- Keith Fink
Here is a call for the endurance of the saints, those who keep the commandments of God and their faith in Jesus (Revelation 14:12).
As a reminder, we have been looking at Revelation with a wide-angle lens asking what this sometimes-strange book should teach us. How should we be different if we have read this book which promises blessing to those who hear and do these words (see 1:3)? Surely one message we should hear clearly is the call to endure faithfully.
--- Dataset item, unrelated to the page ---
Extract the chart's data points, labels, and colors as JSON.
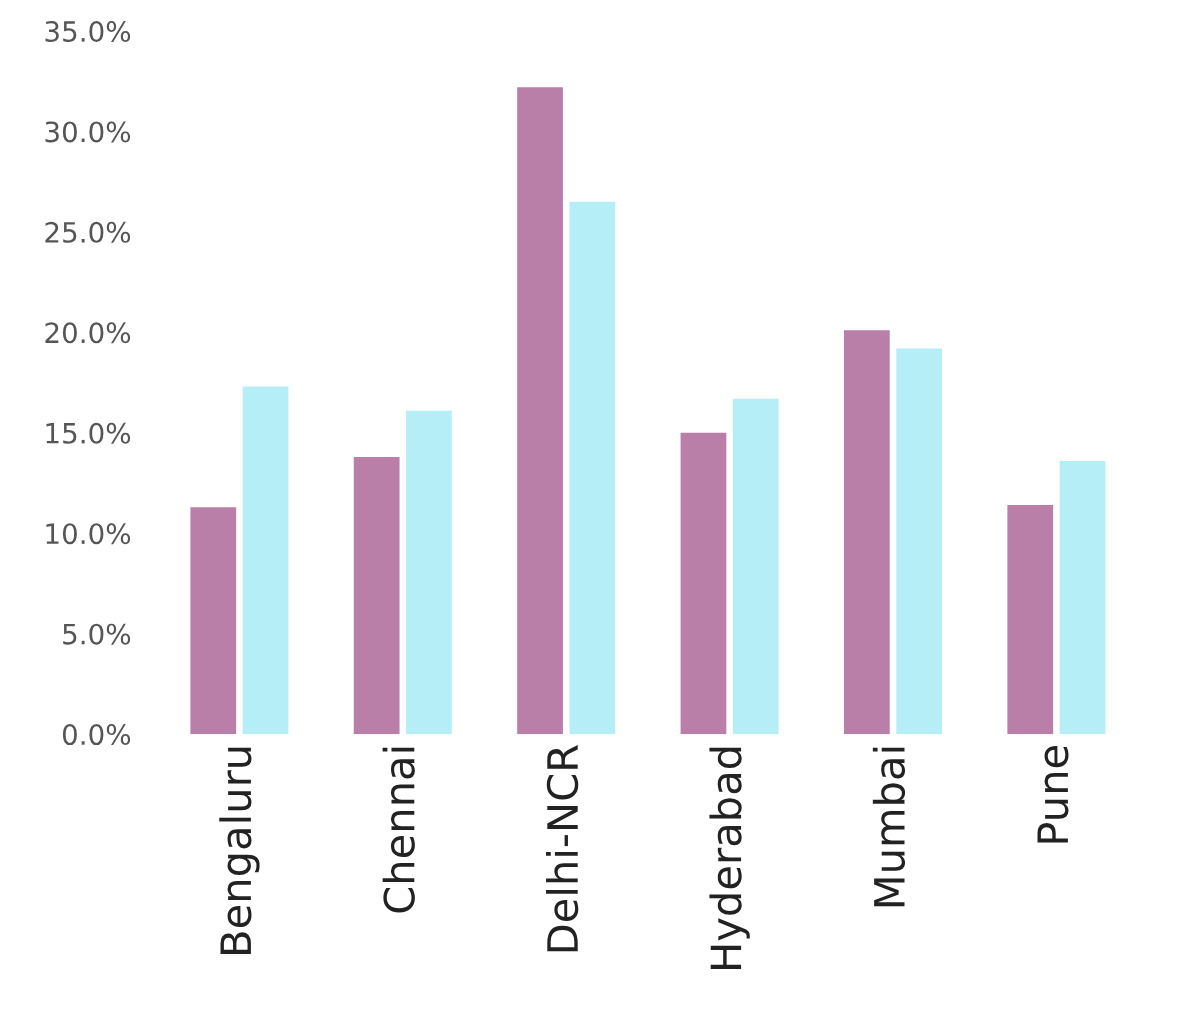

Anyone who thinks that the Christian life provides a pass from hardship and trial should probably steer clear of this book. The first read of Revelation makes it plain that while following Jesus is the best thing, it is by no means the easy thing. Here are some of the things Jesus said to the seven churches of Asia (chapters 2-3). To the church in Smyrna: “Behold the devil is about to throw some of you into prison, that you may be tested, and for days you will have tribulation.” To the church in Pergamum: “I know where you dwell, where Satan’s throne is. Yet you hold fast my name, and you did not deny my faith even in the days of Antipas my faithful witness, who was killed among you, where Satan dwells.”
The book of Revelation clearly tells us that life this side of the new heaven and earth will not be free from pain and suffering. This truth should help us to put in clearer perspectives the things we complain about. It should also connect us with the wider world in which believers know far greater hardships than we do - especially those who know hardship from persecution.
A call to endure, with no end in sight, is difficult if not impossible. Yet not only does Revelation awaken us to the cost of our discipleship, it also reminds us that we endure with a sure and certain hope. Indeed, this is the call of the passage sighted above. It sits in between a description of a judgment to come and the blessings that belong to those who persevere. In light of eternity then, we are called to endure faithfully. And this is a lesson we should learn from Revelation long before we hone our argument concerning the millennium.